I remember when Barkley entered the National Basketball League (NBA), he was a portly guy and announcers would pick on him by mentioning that if he didn't drop some weight early in his career, he would end up with major back problems. For some reason, that has always stuck in my mind.
There is some truth to what they were talking about back then. Players not only end up with injuries related to ankles, knees, elbows and shoulders, but may also develop problems in their lower back or in the hips, due to constant jumping, twisting and turning and endless running up and down those hardwood or concrete/asphalt courts.
It's not only with college and pro athletes, but trickles down into the high school, middle school, youth programs and of course, the weekend warrior types as well. But you can do things to prevent back problems due to playing basketball and treat those injuries too.
Typically, we may do a few jumping jacks, knee bends or twisting from side to side to loosen up before games. But take a look at the pregame warm-ups they do in the NBA. Of course they have trainers to assist, but you can also grab a teammate to help you stretch. Sacramento Kings players not only stretches arms and legs, but also add stretching for their hips, back, shoulders and neck areas as well. Check in with your local chiropractor, as they can give you tips on what kind of stretching exercises you can do, especially if you're into sports like basketball or other recreational activities.

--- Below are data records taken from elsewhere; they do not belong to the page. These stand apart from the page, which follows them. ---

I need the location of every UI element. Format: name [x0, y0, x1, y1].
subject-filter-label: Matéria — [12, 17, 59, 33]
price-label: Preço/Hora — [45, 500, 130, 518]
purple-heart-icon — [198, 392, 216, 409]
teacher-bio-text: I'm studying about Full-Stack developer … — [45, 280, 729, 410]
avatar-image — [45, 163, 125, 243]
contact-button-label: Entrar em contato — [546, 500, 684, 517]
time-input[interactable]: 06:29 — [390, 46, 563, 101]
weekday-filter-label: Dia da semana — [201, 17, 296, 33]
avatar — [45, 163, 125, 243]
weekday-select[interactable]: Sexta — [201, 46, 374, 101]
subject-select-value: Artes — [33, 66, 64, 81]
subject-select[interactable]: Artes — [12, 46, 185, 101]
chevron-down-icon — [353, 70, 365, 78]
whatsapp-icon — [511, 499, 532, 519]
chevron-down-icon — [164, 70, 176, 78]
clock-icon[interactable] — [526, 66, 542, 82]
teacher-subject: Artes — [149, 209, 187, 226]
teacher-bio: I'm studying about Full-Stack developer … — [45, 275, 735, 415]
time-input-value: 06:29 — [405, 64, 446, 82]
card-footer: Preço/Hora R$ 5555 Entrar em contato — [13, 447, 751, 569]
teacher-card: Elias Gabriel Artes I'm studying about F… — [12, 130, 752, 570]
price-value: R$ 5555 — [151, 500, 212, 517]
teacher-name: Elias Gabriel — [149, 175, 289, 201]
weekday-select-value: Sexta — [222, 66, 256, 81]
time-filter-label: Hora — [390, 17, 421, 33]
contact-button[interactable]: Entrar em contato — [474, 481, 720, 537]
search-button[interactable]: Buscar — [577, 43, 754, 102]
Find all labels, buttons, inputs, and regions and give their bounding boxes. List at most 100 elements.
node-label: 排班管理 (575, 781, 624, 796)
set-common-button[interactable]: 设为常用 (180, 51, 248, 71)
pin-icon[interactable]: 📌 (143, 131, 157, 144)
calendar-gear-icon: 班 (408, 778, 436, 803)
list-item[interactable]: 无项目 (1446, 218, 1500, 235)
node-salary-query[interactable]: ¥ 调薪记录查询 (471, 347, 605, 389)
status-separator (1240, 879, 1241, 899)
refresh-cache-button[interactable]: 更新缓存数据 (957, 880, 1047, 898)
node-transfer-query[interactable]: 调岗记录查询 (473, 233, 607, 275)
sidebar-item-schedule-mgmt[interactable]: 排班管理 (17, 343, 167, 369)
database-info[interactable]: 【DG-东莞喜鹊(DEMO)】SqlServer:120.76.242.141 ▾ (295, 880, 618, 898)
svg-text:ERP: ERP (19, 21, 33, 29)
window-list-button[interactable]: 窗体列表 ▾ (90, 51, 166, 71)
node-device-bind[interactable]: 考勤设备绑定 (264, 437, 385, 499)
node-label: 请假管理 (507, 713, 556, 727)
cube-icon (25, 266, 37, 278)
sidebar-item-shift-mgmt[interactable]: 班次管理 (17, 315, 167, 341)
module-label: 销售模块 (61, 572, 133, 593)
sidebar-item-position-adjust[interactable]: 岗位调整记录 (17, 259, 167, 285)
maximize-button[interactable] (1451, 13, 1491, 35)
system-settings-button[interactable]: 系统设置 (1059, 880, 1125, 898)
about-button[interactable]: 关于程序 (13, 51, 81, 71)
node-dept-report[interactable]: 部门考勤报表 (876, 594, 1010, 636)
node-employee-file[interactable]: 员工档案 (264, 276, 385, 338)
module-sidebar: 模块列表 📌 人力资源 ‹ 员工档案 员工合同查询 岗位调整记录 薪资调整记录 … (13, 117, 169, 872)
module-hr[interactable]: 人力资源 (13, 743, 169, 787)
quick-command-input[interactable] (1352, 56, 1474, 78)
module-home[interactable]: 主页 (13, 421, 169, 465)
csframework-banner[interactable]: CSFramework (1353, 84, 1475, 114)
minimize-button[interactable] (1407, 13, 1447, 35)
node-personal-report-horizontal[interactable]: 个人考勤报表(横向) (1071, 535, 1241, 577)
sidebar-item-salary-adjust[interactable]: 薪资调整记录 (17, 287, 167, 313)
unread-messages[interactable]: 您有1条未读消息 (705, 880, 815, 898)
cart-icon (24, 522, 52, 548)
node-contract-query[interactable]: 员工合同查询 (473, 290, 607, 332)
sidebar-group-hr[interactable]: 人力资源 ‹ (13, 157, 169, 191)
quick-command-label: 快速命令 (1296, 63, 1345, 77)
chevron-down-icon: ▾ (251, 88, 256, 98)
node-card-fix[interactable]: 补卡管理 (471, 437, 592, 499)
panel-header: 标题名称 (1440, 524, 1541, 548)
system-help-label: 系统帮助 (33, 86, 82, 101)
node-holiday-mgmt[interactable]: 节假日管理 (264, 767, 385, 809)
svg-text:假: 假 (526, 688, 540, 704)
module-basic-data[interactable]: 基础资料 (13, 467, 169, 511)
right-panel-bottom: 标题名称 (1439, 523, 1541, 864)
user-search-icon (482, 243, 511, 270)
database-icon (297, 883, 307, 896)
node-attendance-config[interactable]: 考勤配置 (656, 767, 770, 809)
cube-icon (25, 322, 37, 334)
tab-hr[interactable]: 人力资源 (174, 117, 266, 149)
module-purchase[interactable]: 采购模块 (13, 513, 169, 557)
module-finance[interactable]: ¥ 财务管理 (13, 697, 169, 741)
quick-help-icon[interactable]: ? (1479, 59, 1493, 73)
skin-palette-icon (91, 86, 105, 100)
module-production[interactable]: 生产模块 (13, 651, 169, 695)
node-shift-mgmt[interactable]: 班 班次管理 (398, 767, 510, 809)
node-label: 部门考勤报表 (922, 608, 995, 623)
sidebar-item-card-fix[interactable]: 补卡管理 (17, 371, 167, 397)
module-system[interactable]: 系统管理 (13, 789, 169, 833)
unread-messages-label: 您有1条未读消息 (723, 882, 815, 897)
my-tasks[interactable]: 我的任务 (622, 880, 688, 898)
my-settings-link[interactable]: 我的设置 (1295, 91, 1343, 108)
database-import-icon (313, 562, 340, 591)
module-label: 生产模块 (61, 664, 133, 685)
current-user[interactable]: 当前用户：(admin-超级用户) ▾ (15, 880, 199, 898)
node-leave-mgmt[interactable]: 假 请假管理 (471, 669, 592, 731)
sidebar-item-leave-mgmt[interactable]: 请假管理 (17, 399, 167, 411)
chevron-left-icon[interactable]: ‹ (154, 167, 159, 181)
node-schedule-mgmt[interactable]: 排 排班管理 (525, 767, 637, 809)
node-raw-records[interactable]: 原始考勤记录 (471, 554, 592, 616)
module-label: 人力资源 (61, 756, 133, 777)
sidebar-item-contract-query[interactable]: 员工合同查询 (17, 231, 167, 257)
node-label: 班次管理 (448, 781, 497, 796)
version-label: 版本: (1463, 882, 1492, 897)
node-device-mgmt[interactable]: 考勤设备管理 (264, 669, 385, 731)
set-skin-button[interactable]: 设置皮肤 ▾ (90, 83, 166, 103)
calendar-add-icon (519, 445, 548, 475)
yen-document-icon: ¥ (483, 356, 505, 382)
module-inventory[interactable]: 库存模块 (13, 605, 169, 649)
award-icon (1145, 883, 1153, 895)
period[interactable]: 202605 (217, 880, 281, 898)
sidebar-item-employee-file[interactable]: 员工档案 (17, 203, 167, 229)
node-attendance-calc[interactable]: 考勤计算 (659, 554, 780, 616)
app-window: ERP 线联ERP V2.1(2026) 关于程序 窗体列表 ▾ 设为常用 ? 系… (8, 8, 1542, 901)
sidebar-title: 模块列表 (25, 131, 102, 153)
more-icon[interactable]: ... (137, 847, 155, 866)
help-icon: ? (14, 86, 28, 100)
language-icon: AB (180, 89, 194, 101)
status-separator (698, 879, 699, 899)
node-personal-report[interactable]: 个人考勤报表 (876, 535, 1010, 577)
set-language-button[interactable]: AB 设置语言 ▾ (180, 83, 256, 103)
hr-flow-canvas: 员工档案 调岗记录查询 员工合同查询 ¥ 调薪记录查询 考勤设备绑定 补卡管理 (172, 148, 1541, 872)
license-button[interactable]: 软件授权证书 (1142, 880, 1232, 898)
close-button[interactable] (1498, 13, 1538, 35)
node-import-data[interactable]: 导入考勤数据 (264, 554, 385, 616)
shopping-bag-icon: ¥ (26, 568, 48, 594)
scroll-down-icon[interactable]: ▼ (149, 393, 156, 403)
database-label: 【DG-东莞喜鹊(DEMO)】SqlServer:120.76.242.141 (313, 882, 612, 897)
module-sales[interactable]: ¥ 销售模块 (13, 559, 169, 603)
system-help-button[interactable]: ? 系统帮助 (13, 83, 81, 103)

While over the counter medication can help relieve inflammation from an injury, you might want to try icing or heating the area, alternating between the two. But seek the advice of a medical professional, including consulting with your chiropractor. If the pain persists, your local chiropractor can examine you and suggest treatment to help relieve the pain and get you back out onto the court quicker.
As to Barkley's outcome, he did slim down and had a stellar playing career that lasted 16 years.